2013/8 | Kolumne | Kolumne

Einstiegsdroge oder Sackgasse?

von Gabriele Vollmar

In den vergangenen Monaten fragten Unternehmen bei mir verstärkt Unterstützung zum Thema „persönliches Wissensmanagement" an, in der Regel in Form einer kleinen internen Weiterbildung für die Mitarbeiter. Sicherlich spielt hierbei der individuelle Leidensdruck der Mitarbeiter hinsichtlich Information Overload und die gestiegenen Ansprüche an die Effizienz der eigenen Wissensarbeit eine Rolle.

Lassen Sie mich an dieser Stelle aber auf einen weiteren Beweggrund eingehen: Die Motivation sich dieses Themas anzunehmen, liegt nach meiner Erfahrung zu einem bedeutenden Anteil in der immer noch herrschenden Unsicherheit hinsichtlich der Einführung eines – unternehmensweiten – organisationalen Wissensmanagements begründet.

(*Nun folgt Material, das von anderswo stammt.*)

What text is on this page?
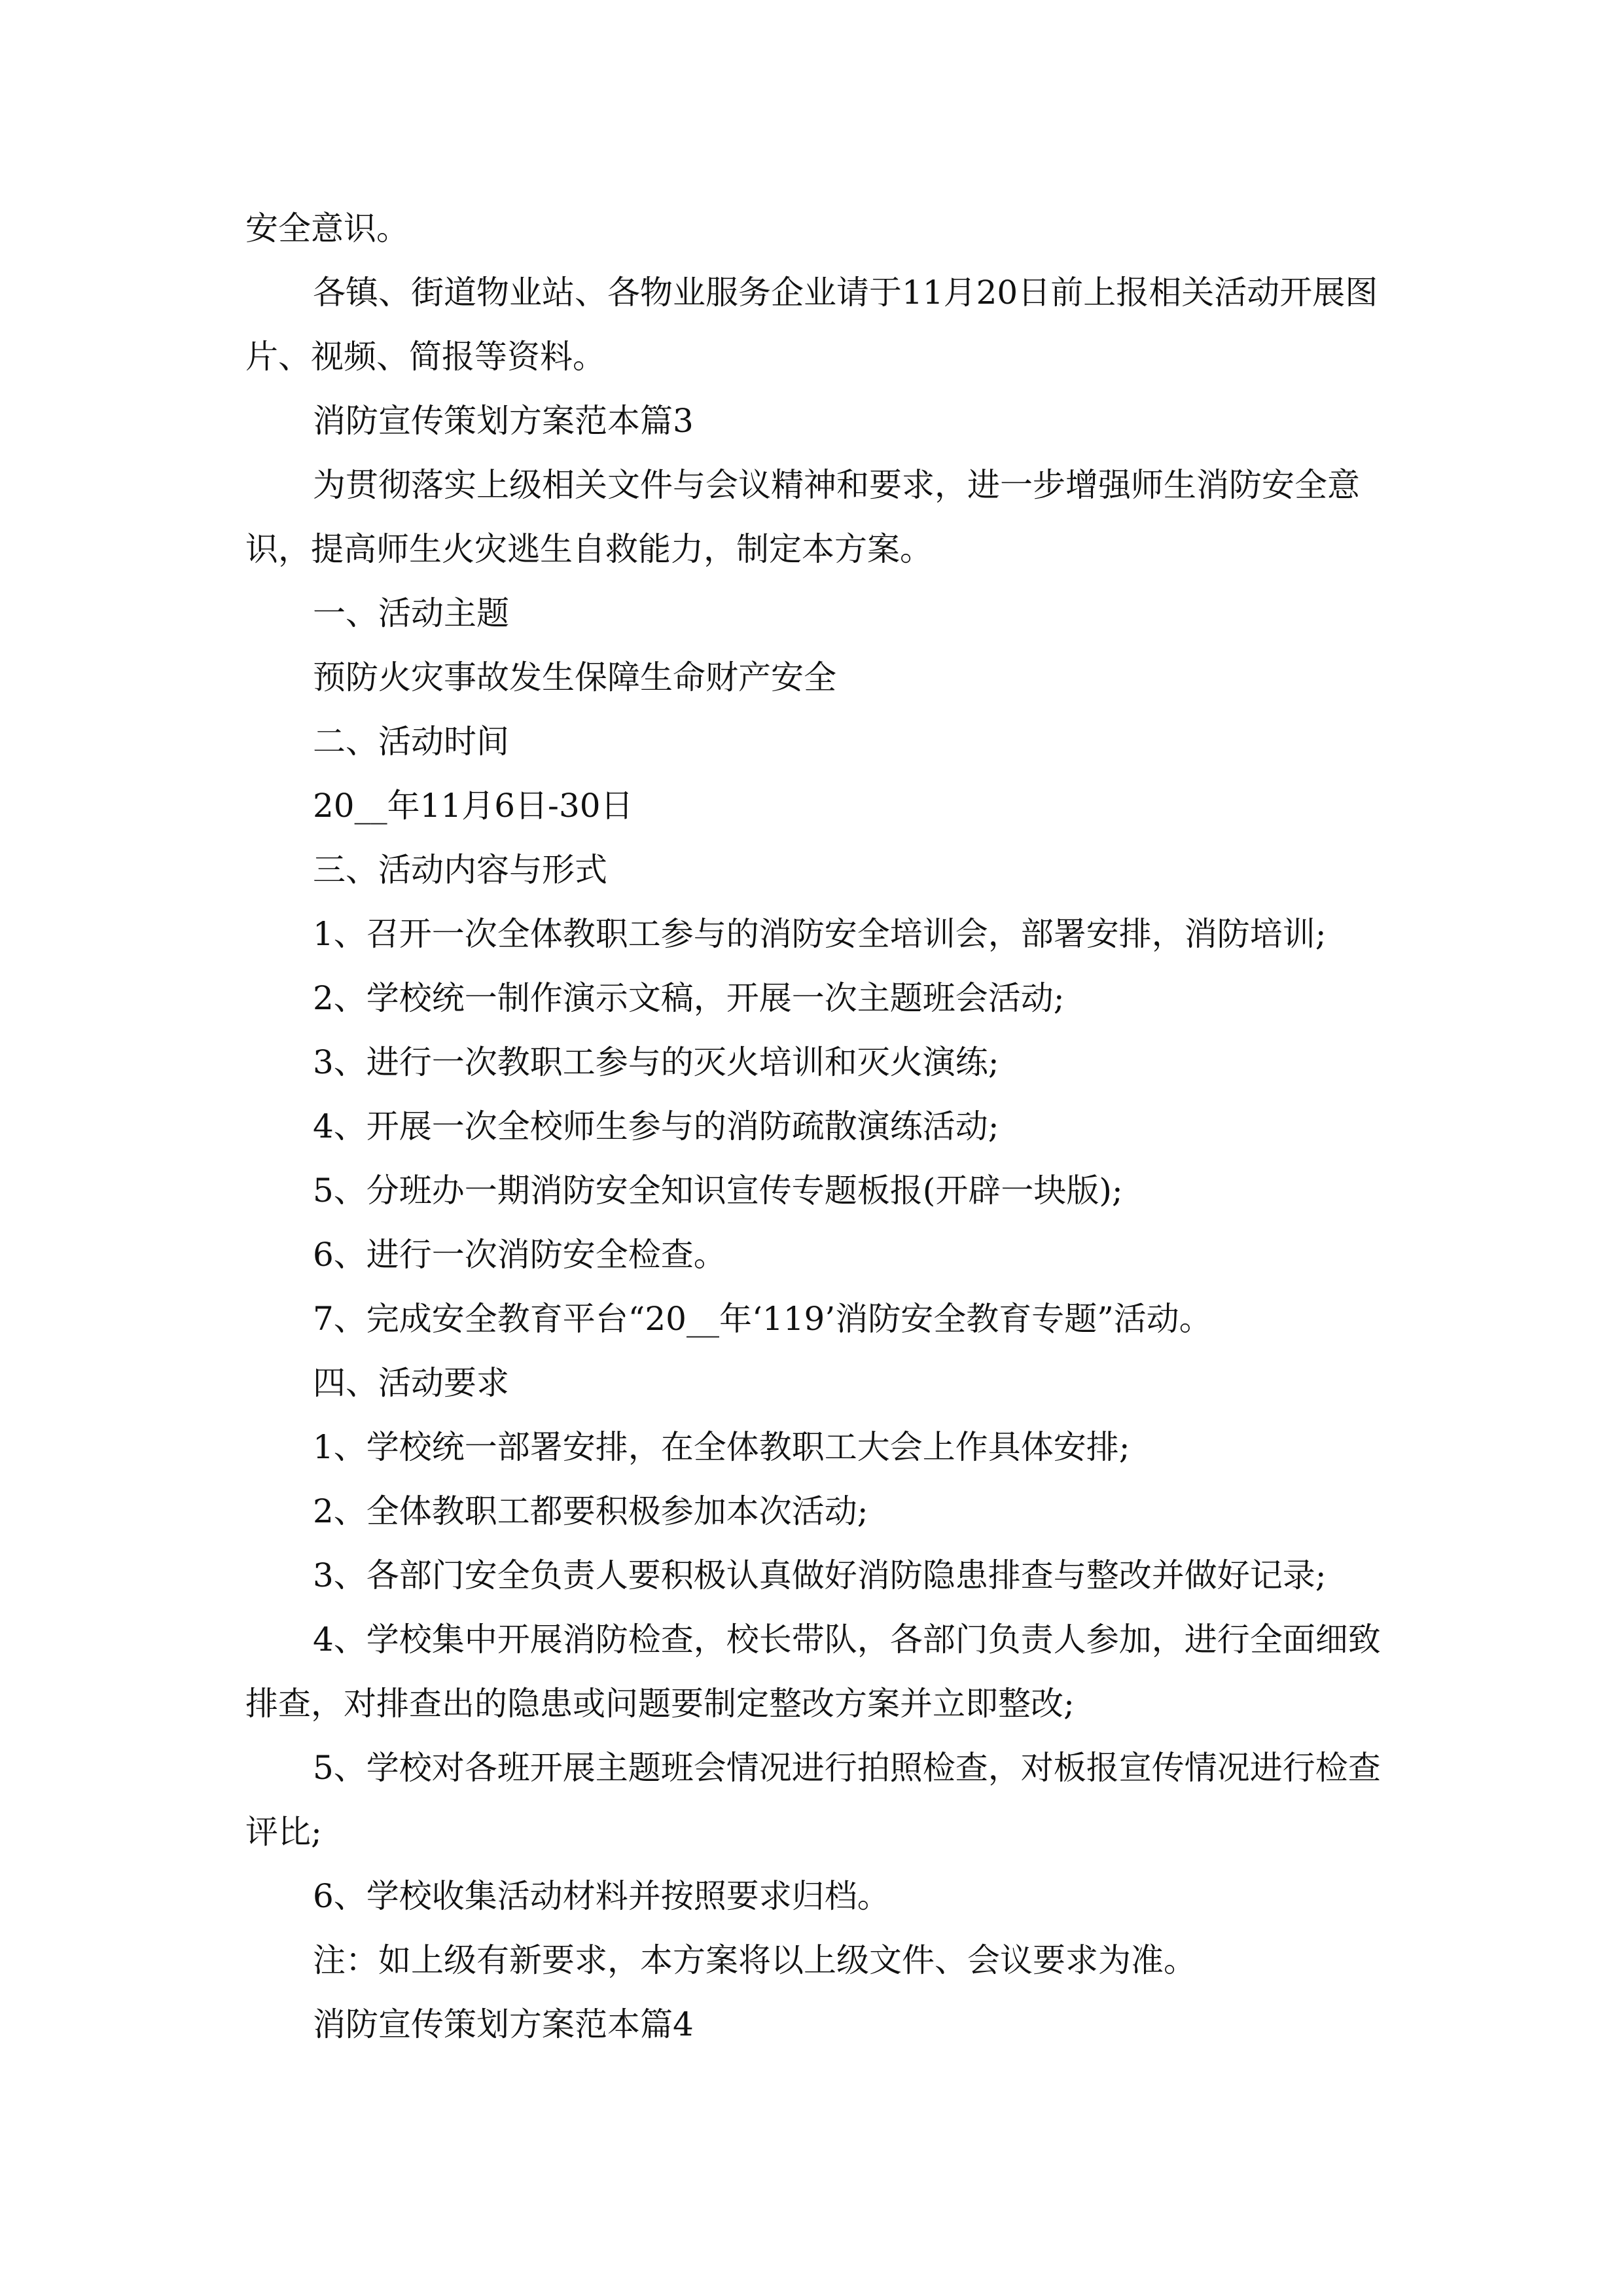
安全意识。

各镇、街道物业站、各物业服务企业请于11月20日前上报相关活动开展图片、视频、简报等资料。

消防宣传策划方案范本篇3

为贯彻落实上级相关文件与会议精神和要求，进一步增强师生消防安全意识，提高师生火灾逃生自救能力，制定本方案。

一、活动主题

预防火灾事故发生保障生命财产安全

二、活动时间

20__年11月6日-30日

三、活动内容与形式

1、召开一次全体教职工参与的消防安全培训会，部署安排，消防培训;

2、学校统一制作演示文稿，开展一次主题班会活动;

3、进行一次教职工参与的灭火培训和灭火演练;

4、开展一次全校师生参与的消防疏散演练活动;

5、分班办一期消防安全知识宣传专题板报(开辟一块版);

6、进行一次消防安全检查。

7、完成安全教育平台“20__年‘119’消防安全教育专题”活动。

四、活动要求

1、学校统一部署安排，在全体教职工大会上作具体安排;

2、全体教职工都要积极参加本次活动;

3、各部门安全负责人要积极认真做好消防隐患排查与整改并做好记录;

4、学校集中开展消防检查，校长带队，各部门负责人参加，进行全面细致排查，对排查出的隐患或问题要制定整改方案并立即整改;

5、学校对各班开展主题班会情况进行拍照检查，对板报宣传情况进行检查评比;

6、学校收集活动材料并按照要求归档。

注：如上级有新要求，本方案将以上级文件、会议要求为准。

消防宣传策划方案范本篇4
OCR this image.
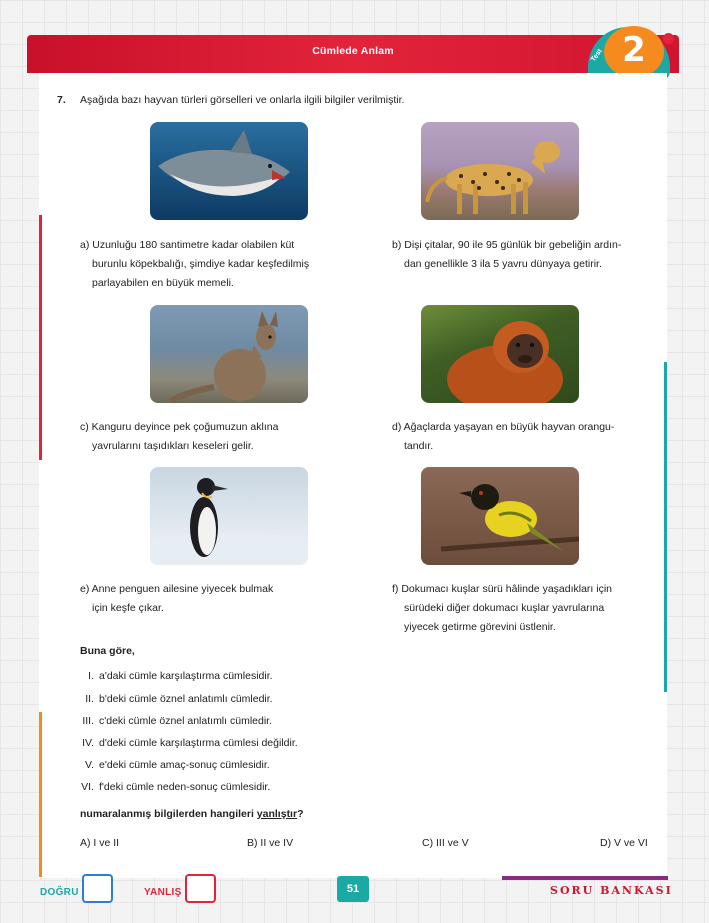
Cümlede Anlam	2
Test
7. Aşağıda bazı hayvan türleri görselleri ve onlarla ilgili bilgiler verilmiştir.
a) Uzunluğu 180 santimetre kadar olabilen küt
burunlu köpekbalığı, şimdiye kadar keşfedilmiş
parlayabilen en büyük memeli.
b) Dişi çitalar, 90 ile 95 günlük bir gebeliğin ardın-
dan genellikle 3 ila 5 yavru dünyaya getirir.
c) Kanguru deyince pek çoğumuzun aklına
yavrularını taşıdıkları keseleri gelir.
d) Ağaçlarda yaşayan en büyük hayvan orangu-
tandır.
e) Anne penguen ailesine yiyecek bulmak
için keşfe çıkar.
f) Dokumacı kuşlar sürü hâlinde yaşadıkları için
sürüdeki diğer dokumacı kuşlar yavrularına
yiyecek getirme görevini üstlenir.
Buna göre,
I. a'daki cümle karşılaştırma cümlesidir.
II. b'deki cümle öznel anlatımlı cümledir.
III. c'deki cümle öznel anlatımlı cümledir.
IV. d'deki cümle karşılaştırma cümlesi değildir.
V. e'deki cümle amaç-sonuç cümlesidir.
VI. f'deki cümle neden-sonuç cümlesidir.
numaralanmış bilgilerden hangileri yanlıştır?
A) I ve II	B) II ve IV	C) III ve V	D) V ve VI
DOĞRU	YANLIŞ	51	SORU BANKASI
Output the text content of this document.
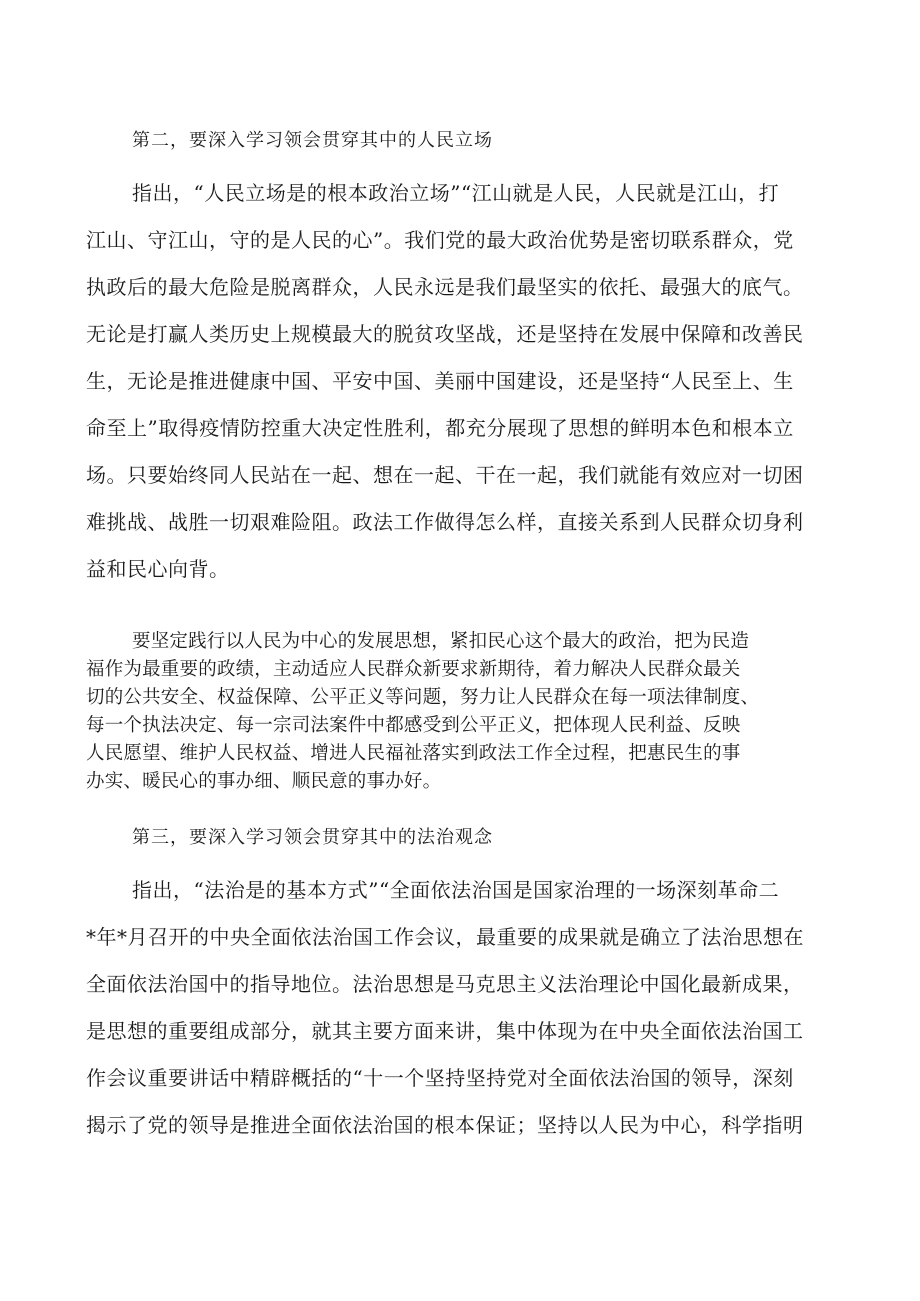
第二，要深入学习领会贯穿其中的人民立场
指出，“人民立场是的根本政治立场”“江山就是人民，人民就是江山，打
江山、守江山，守的是人民的心”。我们党的最大政治优势是密切联系群众，党
执政后的最大危险是脱离群众，人民永远是我们最坚实的依托、最强大的底气。
无论是打赢人类历史上规模最大的脱贫攻坚战，还是坚持在发展中保障和改善民
生，无论是推进健康中国、平安中国、美丽中国建设，还是坚持“人民至上、生
命至上”取得疫情防控重大决定性胜利，都充分展现了思想的鲜明本色和根本立
场。只要始终同人民站在一起、想在一起、干在一起，我们就能有效应对一切困
难挑战、战胜一切艰难险阻。政法工作做得怎么样，直接关系到人民群众切身利
益和民心向背。
要坚定践行以人民为中心的发展思想，紧扣民心这个最大的政治，把为民造
福作为最重要的政绩，主动适应人民群众新要求新期待，着力解决人民群众最关
切的公共安全、权益保障、公平正义等问题，努力让人民群众在每一项法律制度、
每一个执法决定、每一宗司法案件中都感受到公平正义，把体现人民利益、反映
人民愿望、维护人民权益、增进人民福祉落实到政法工作全过程，把惠民生的事
办实、暖民心的事办细、顺民意的事办好。
第三，要深入学习领会贯穿其中的法治观念
指出，“法治是的基本方式”“全面依法治国是国家治理的一场深刻革命二
*年*月召开的中央全面依法治国工作会议，最重要的成果就是确立了法治思想在
全面依法治国中的指导地位。法治思想是马克思主义法治理论中国化最新成果，
是思想的重要组成部分，就其主要方面来讲，集中体现为在中央全面依法治国工
作会议重要讲话中精辟概括的“十一个坚持坚持党对全面依法治国的领导，深刻
揭示了党的领导是推进全面依法治国的根本保证；坚持以人民为中心，科学指明
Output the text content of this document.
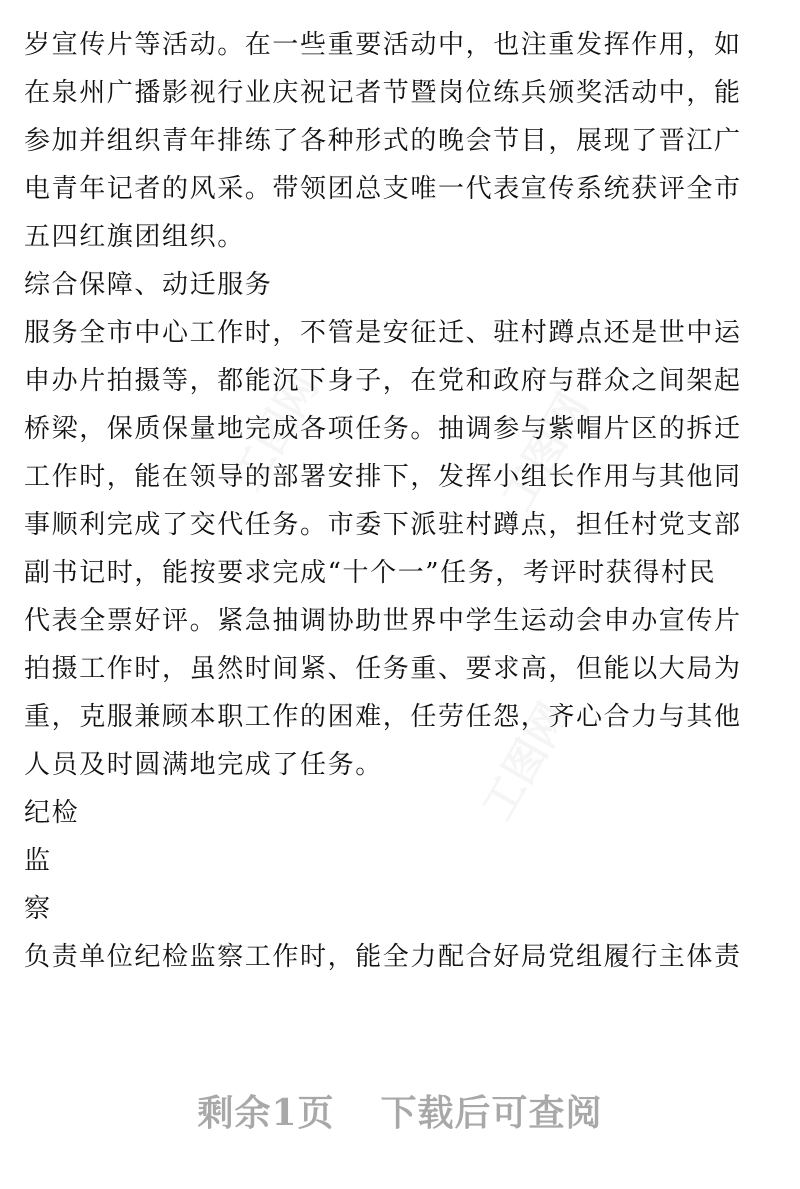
工图网	工图网
工图网
岁宣传片等活动。在一些重要活动中，也注重发挥作用，如
在泉州广播影视行业庆祝记者节暨岗位练兵颁奖活动中，能
参加并组织青年排练了各种形式的晚会节目，展现了晋江广
电青年记者的风采。带领团总支唯一代表宣传系统获评全市
五四红旗团组织。
综合保障、动迁服务
服务全市中心工作时，不管是安征迁、驻村蹲点还是世中运
申办片拍摄等，都能沉下身子，在党和政府与群众之间架起
桥梁，保质保量地完成各项任务。抽调参与紫帽片区的拆迁
工作时，能在领导的部署安排下，发挥小组长作用与其他同
事顺利完成了交代任务。市委下派驻村蹲点，担任村党支部
副书记时，能按要求完成“十个一”任务，考评时获得村民
代表全票好评。紧急抽调协助世界中学生运动会申办宣传片
拍摄工作时，虽然时间紧、任务重、要求高，但能以大局为
重，克服兼顾本职工作的困难，任劳任怨，齐心合力与其他
人员及时圆满地完成了任务。
纪检
监
察
负责单位纪检监察工作时，能全力配合好局党组履行主体责
剩余1页 下载后可查阅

D.h. die Notwendigkeit, die Ressource Wissen nachhaltig zu bewirtschaften wird durchaus gesehen, die Scheu hier aber eine tatsächliche Wissensmanagement-Strategie für die Unternehmung zu definieren und umzusetzen, ist gleichzeitig sehr groß: Mögliche Aufwände werden gescheut, Widerstände befürchtet, die leidige Frage nach dem Return on Invest lässt sich scheinbar nicht beantworten (zumindest nicht mittels konventioneller Methoden) usw. Also ist die Hoffnung, das Ganze im Kleinen nach dem Motto „jeder für sich und wie er kann" anzugehen und dadurch einen mittelbaren Effekt für die Gesamtorganisation zu erzielen.

Diese Annahme ist nun sicherlich nicht falsch. Zumal viele Werkzeuge eines persönlichen Wissensmanagements ebenso auch für ein Team, eine Abteilung usw. eingesetzt werden können und somit im besten Falle eine Art Schneeballeffekt entstehen kann. Die Beschäftigung mit persönlichem Wissensmanagement kann zu einer Art Einstiegsdroge werden; am Ende der Entwicklung stünde dann auch ein organisationales Wissensmanagement, das eben zunächst bottom-up initiiert wurde. So gesehen kann der Weg über das persönliche Wissensmanagement ein durchaus gangbarer für uns Wissensmanager sein, um auch eher zögerliche Organisationen „zu knacken". Ich sehe in dieser Entwicklung aber durchaus auch ein Risiko, nämlich das, dieses unbehagliche Thema gewissermaßen kleinzukriegen und endgültig zu einem Nischendasein in der Organisation zu verurteilen, sich damit auch der Verantwortung zu entziehen, auf Ebene der Organisation förderliche Rahmenbedingungen für (persönliche) Wissensarbeit zu gestalten.

Kümmert sich jeder in erster Linie um sich selbst, entsteht zwar auch ein gewisser Masseneffekt, dessen Auswirkung und Reichweite – und damit auch das Nutzenpotenzial – sind aber begrenzt. Persönliches Wissensmanagement ist ein wesentlicher Bestandteil der angesprochenen Rahmenbedingungen, es kann und darf aus Sicht der Organisation, aber auch aus Sicht der Gesellschaft und der Volkswirtschaft kein Endzweck sein.y

Verstehen Sie mich nicht falsch! Ich plädiere nicht für die großen, umfassenden, allzu oft zu akademischen, allzu oft zu umsetzungsresistenten Gesamtkonzepte. Diese sind in der Vergangenheit zu häufig und zu Recht gescheitert oder haben den Weg vom Schreibtisch „auf die Straße" noch nicht einmal gefunden. Ein Rückzug in eine Art Privatheit des Wissensmanagements kann aber auch keine Lösung sein. Vielmehr brauchen wir beides: Die organisationsweite Wissensmanagementstrategie als Orientierungsrahmen und Schaffer notwendiger Rahmenbedingungen sowie die Wissensmanagement-Kompetenz jedes Einzelnen, die ihn auch befähigt, das organisationale Wissensmanagement angemessen zu nutzen und umzusetzen.

Schließen möchte ich mit einer Frage des Nationalökonoms Friedrich August von Hayek, die er schon 1974 in seinem Werk „Die Anmaßung von Wissen" stellt: „Wie kann das Zusammenwirken von Bruchstücken von Wissen, das in den verschiedenen Menschen existiert, Resultate hervorbringen, die, wenn sie bewusst vollbracht werden sollten, auf Seiten des lenkenden Verstandes ein Wissen erfordern würden, das kein einzelner Mensch besitzen kann?" Es gilt also, die Sphäre des rein Persönlichen zu überwinden – auch und gerade im Wissensmanagement.